The campaign accused the artists and organizers of the exhibition of promoting blasphemy, pedophilia, and bestiality, and of representing an attack on Christian values. Furthermore, because funding for this exhibition was tax deductible, the conservative actors accused its promoters of using public money to do so. The campaign used a broad repertoire of tactics, including protests at the doors of the cultural center as well as a carefully orchestrated online campaign in which videos, memes, and posts were shared by millions of social media users.

Less than a month after its inauguration, the exhibition was canceled. Since then, other moral panic campaigns have been waged, all of which have seen activists mobilize around supposed moral attacks on society. This type of activism is clearly on the rise in Brazil.

The second campaign type can be termed defensive activism. This has taken root among sections of the left that opposed Rousseff’s impeachment. They have focused on internal processes of reorganization, while at the same time waging defensive campaigns around specific issues. These efforts bring together a wide array of actors that go beyond the boundaries of the left.

A good example of defensive activism is the campaign against a presidential decree that reduced the scope of what could be considered slavery and weakened the ability of inspectors to crack down on forced labor. The decree was a long-standing demand by the landowners that hold a large number of seats in congress, and was issued in the context of debates concerning Temer’s alleged criminal actions.

A heterogeneous group of actors launched a campaign to overturn the decree. This mobilized human rights activists, rural social movements, artists, labor inspectors, and even some members of the Temer administration. As in the case of the moral panic campaigns, a broad array of tactics was deployed: online videos and posts, and offline actions such as a strike by labor inspectors. Temer’s government relented—but only when the Brazilian Supreme Federal Court suspended the presidential decree.

Other examples of defensive campaigns include a revolt against the government’s proposal to change rules for mining in the Amazon region—a decree that has also been suspended—and a pension fund reform proposal that has yet to be voted on by congress.

Despite the absence of mass protests aiming to hold the Temer administration to account, activists are still ready to mobilize to defend specific rights.

An Uncertain Future

These campaigns show that activism may be less visible but is not dormant. However, such activism is not necessarily conducive to democratic deliberation. As the example of Queer Museum shows, it can lead to more polarization and less tolerance.

What is more, Congress’s decision not to allow an investigation into Temer’s alleged corruption is dangerous.
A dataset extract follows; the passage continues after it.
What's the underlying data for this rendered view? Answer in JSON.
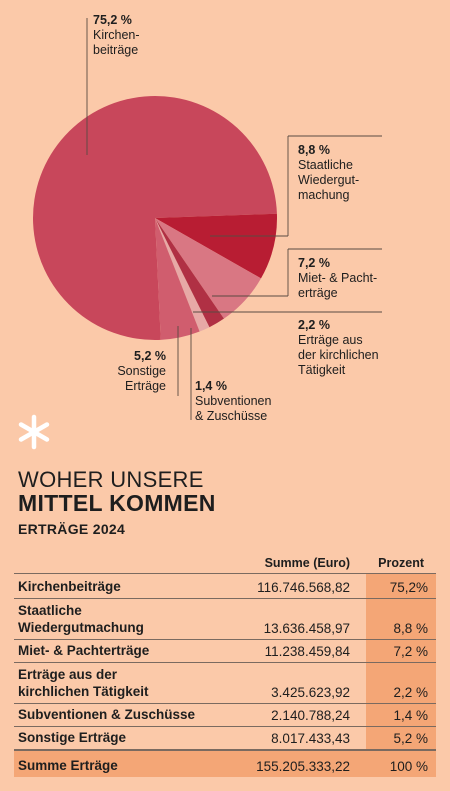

It further undermines citizens’ trust in politics and political institutions.

The challenge is to convince people who mobilized in the past but are now deeply frustrated with the Brazilian political system that a solution for the unending political crisis can and must be found through democratic means.
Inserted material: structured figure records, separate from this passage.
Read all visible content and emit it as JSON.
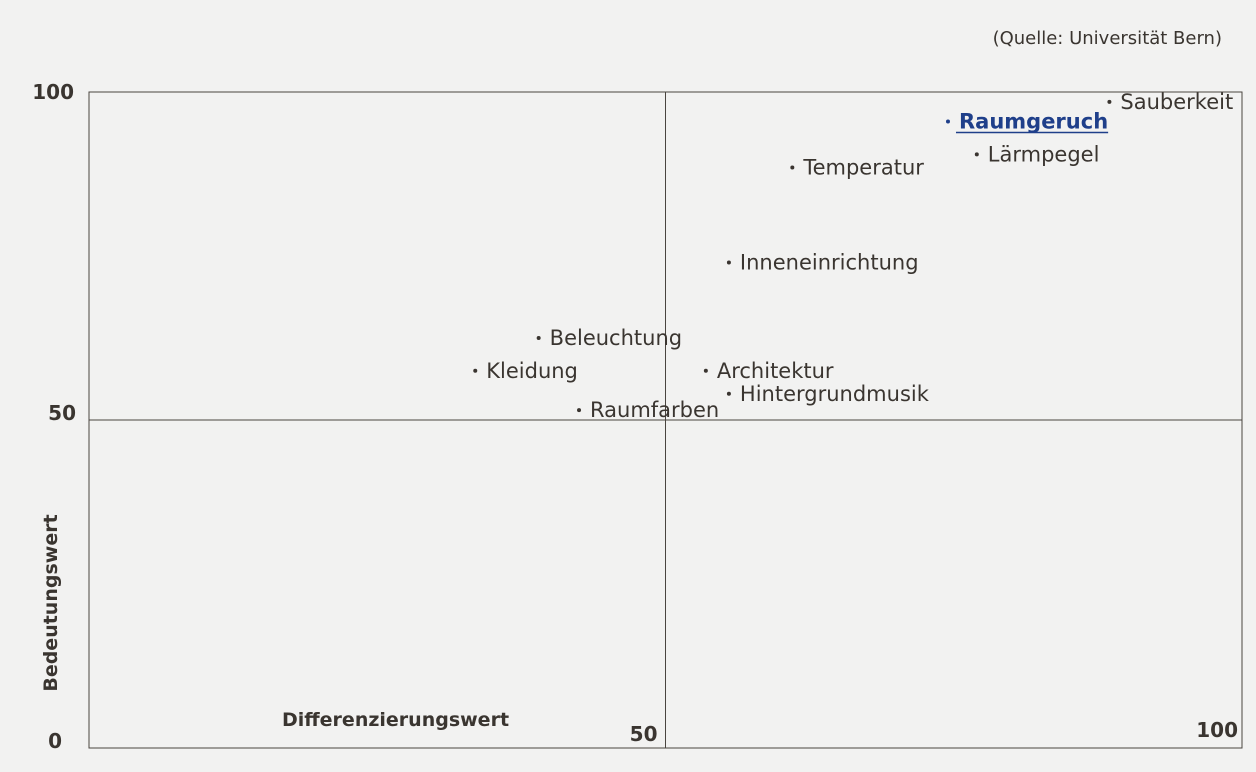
{
  "source": "(Quelle: Universität Bern)",
  "chart_data": {
    "type": "scatter",
    "title": "",
    "xlabel": "Differenzierungswert",
    "ylabel": "Bedeutungswert",
    "xlim": [
      0,
      100
    ],
    "ylim": [
      0,
      100
    ],
    "x_ticks": [
      "50",
      "100"
    ],
    "y_ticks": [
      "100",
      "50",
      "0"
    ],
    "quadrant_lines": {
      "x": 50,
      "y": 50
    },
    "grid": false,
    "highlight_color": "#1f3f8a",
    "points": [
      {
        "label": "Sauberkeit",
        "x": 88.5,
        "y": 98.5
      },
      {
        "label": "Raumgeruch",
        "x": 74.5,
        "y": 95.5,
        "highlight": true
      },
      {
        "label": "Lärmpegel",
        "x": 77,
        "y": 90.5
      },
      {
        "label": "Temperatur",
        "x": 61,
        "y": 88.5
      },
      {
        "label": "Inneneinrichtung",
        "x": 55.5,
        "y": 74
      },
      {
        "label": "Beleuchtung",
        "x": 39,
        "y": 62.5
      },
      {
        "label": "Kleidung",
        "x": 33.5,
        "y": 57.5
      },
      {
        "label": "Architektur",
        "x": 53.5,
        "y": 57.5
      },
      {
        "label": "Hintergrundmusik",
        "x": 55.5,
        "y": 54
      },
      {
        "label": "Raumfarben",
        "x": 42.5,
        "y": 51.5
      }
    ]
  }
}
Marisa von Bülow is a professor at the Political Science Institute of the University of Brasília, Brazil. She is a member of the Carnegie Endowment’s Civic Research Network.

Notes

1 Andreia Galvão and Luciana Tatagiba, “Análise do confronto político no Brasil (2011-2016)” (paper presented at the 9th Meeting of the Latin American Political Science Association [ALACIP], Montevideo, July 26–28, 2017).

2 For example, Stanley Cohen, Folk Devils and Moral Panics: The Creation of the Mods and Rockers (London/NY: Routledge, 2002).

Carnegie does not take institutional positions on public policy issues; the views represented herein are those of the author(s) and do not necessarily reflect the views of Carnegie, its staff, or its trustees.